American Enterprise Once Again Calls FHA's Finances Into Question

by Reno Manuele


The American Enterprise Institute and Edward Pinto have called the FHA’s finances into question yet again.

By Peter Ricci

The American Enterprise Institute strikes again! After being one of the first major research firms to call the Federal Housing Administration’s (FHA) finances into question, the Institute has published another analysis of the FHA’s books, and like before, it has come to some stark conclusions.

According to the analysis of Edward Pinto, a resident fellow with the American Enterprise Institute, “risky lending” from the FHA has resulted in an increasingly red balance sheet for the agency, and it could suffer $20 billion in losses and require taxpayer support.

FHA’s Finances Flirting with Disaster?

Pinto based his research on the foreclosure estimates of the FHA’s auditor, along with specific loan data such as the ZIP codes and credit scores of the borrowers. His findings included:

  • Though borrowers with FHA-guaranteed loans are required to have credit scores of at least 580, a 3.5 percent downpayment and a monthly housing debt payment of roughly 30 percent of their income, Pinto’s study found that 40 percent of the FHA’s 2010 loans were made to borrowers with debt payments higher than 50 percent and credit scores lower than 660.
  • Pinto also argued that the FHA does not adjust its guarantee fees based on the credit risk of the borrow; thus, a borrower with a 3.5 percent downpayment, a 580 credit score and 50 percent debt payment level would be charged the same fee as a borrower who put down 20 percent with a 720 credit score and 25 percent debt-to-income.
  • Finally, Pinto said the FHA’s loans were concentrated in lower-income areas with higher foreclosure rates, which will create further costs for the agency.
  • The FHA has been defiant in the past when responding to critics, and that trend continued with Pinto’s study, with George Gonzalez, a spokesman for the agency, charging that Pinto used “selective use” of the FHA’s data in his study to paint its finances in a poor light.

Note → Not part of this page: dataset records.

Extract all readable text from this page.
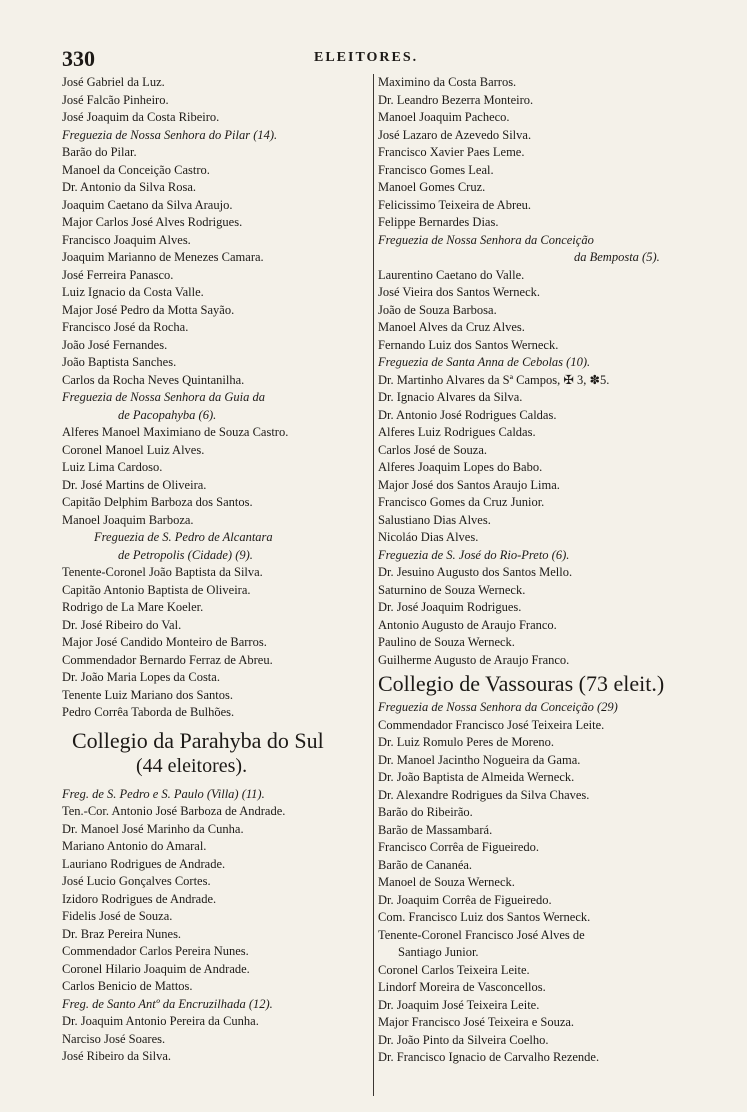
330	ELEITORES.
José Gabriel da Luz.
José Falcão Pinheiro.
José Joaquim da Costa Ribeiro.
Freguezia de Nossa Senhora do Pilar (14).
Barão do Pilar.
Manoel da Conceição Castro.
Dr. Antonio da Silva Rosa.
Joaquim Caetano da Silva Araujo.
Major Carlos José Alves Rodrigues.
Francisco Joaquim Alves.
Joaquim Marianno de Menezes Camara.
José Ferreira Panasco.
Luiz Ignacio da Costa Valle.
Major José Pedro da Motta Sayão.
Francisco José da Rocha.
João José Fernandes.
João Baptista Sanches.
Carlos da Rocha Neves Quintanilha.
Freguezia de Nossa Senhora da Guia da
de Pacopahyba (6).
Alferes Manoel Maximiano de Souza Castro.
Coronel Manoel Luiz Alves.
Luiz Lima Cardoso.
Dr. José Martins de Oliveira.
Capitão Delphim Barboza dos Santos.
Manoel Joaquim Barboza.
Freguezia de S. Pedro de Alcantara
de Petropolis (Cidade) (9).
Tenente-Coronel João Baptista da Silva.
Capitão Antonio Baptista de Oliveira.
Rodrigo de La Mare Koeler.
Dr. José Ribeiro do Val.
Major José Candido Monteiro de Barros.
Commendador Bernardo Ferraz de Abreu.
Dr. João Maria Lopes da Costa.
Tenente Luiz Mariano dos Santos.
Pedro Corrêa Taborda de Bulhões.
Collegio da Parahyba do Sul
(44 eleitores).
Freg. de S. Pedro e S. Paulo (Villa) (11).
Ten.-Cor. Antonio José Barboza de Andrade.
Dr. Manoel José Marinho da Cunha.
Mariano Antonio do Amaral.
Lauriano Rodrigues de Andrade.
José Lucio Gonçalves Cortes.
Izidoro Rodrigues de Andrade.
Fidelis José de Souza.
Dr. Braz Pereira Nunes.
Commendador Carlos Pereira Nunes.
Coronel Hilario Joaquim de Andrade.
Carlos Benicio de Mattos.
Freg. de Santo Antº da Encruzilhada (12).
Dr. Joaquim Antonio Pereira da Cunha.
Narciso José Soares.
José Ribeiro da Silva.
Maximino da Costa Barros.
Dr. Leandro Bezerra Monteiro.
Manoel Joaquim Pacheco.
José Lazaro de Azevedo Silva.
Francisco Xavier Paes Leme.
Francisco Gomes Leal.
Manoel Gomes Cruz.
Felicissimo Teixeira de Abreu.
Felippe Bernardes Dias.
Freguezia de Nossa Senhora da Conceição
da Bemposta (5).
Laurentino Caetano do Valle.
José Vieira dos Santos Werneck.
João de Souza Barbosa.
Manoel Alves da Cruz Alves.
Fernando Luiz dos Santos Werneck.
Freguezia de Santa Anna de Cebolas (10).
Dr. Martinho Alvares da Sª Campos, ✠ 3, ✽5.
Dr. Ignacio Alvares da Silva.
Dr. Antonio José Rodrigues Caldas.
Alferes Luiz Rodrigues Caldas.
Carlos José de Souza.
Alferes Joaquim Lopes do Babo.
Major José dos Santos Araujo Lima.
Francisco Gomes da Cruz Junior.
Salustiano Dias Alves.
Nicoláo Dias Alves.
Freguezia de S. José do Rio-Preto (6).
Dr. Jesuino Augusto dos Santos Mello.
Saturnino de Souza Werneck.
Dr. José Joaquim Rodrigues.
Antonio Augusto de Araujo Franco.
Paulino de Souza Werneck.
Guilherme Augusto de Araujo Franco.
Collegio de Vassouras (73 eleit.)
Freguezia de Nossa Senhora da Conceição (29)
Commendador Francisco José Teixeira Leite.
Dr. Luiz Romulo Peres de Moreno.
Dr. Manoel Jacintho Nogueira da Gama.
Dr. João Baptista de Almeida Werneck.
Dr. Alexandre Rodrigues da Silva Chaves.
Barão do Ribeirão.
Barão de Massambará.
Francisco Corrêa de Figueiredo.
Barão de Cananéa.
Manoel de Souza Werneck.
Dr. Joaquim Corrêa de Figueiredo.
Com. Francisco Luiz dos Santos Werneck.
Tenente-Coronel Francisco José Alves de
Santiago Junior.
Coronel Carlos Teixeira Leite.
Lindorf Moreira de Vasconcellos.
Dr. Joaquim José Teixeira Leite.
Major Francisco José Teixeira e Souza.
Dr. João Pinto da Silveira Coelho.
Dr. Francisco Ignacio de Carvalho Rezende.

We should add, the FHA has taken steps to bring its fiscal house in order the last 12 months, with varying success. It raised its mortgage insurance premium fees earlier in the year, and is planning on raising them again in the first quarter of 2013; also, it embarked on a series of heavily controversial reforms to its policies on condominiums and credit requirements, which sparked widespread opposition that influenced pullback from the agency on both accounts.

The Future of the FHA

Of course, this all leads back to a question we first asked more than a year ago – what does the future hold for the FHA? And should the FHA’s financial troubles contribute to further alterations of its lending programs, what would that mean for housing?

Joe Zimmerman, a team leader with MKT Realty with @properties, said that even if an agent’s clients do not utilize FHA financing, the agency’s loan offerings are still important, given their place in the wider housing economy and the current housing recovery.

“I would say its never a good thing to lose any lending programs,” Zimmerman said. “The more programs available to meet buyers needs, the more homes are sold and the faster the market recovers.”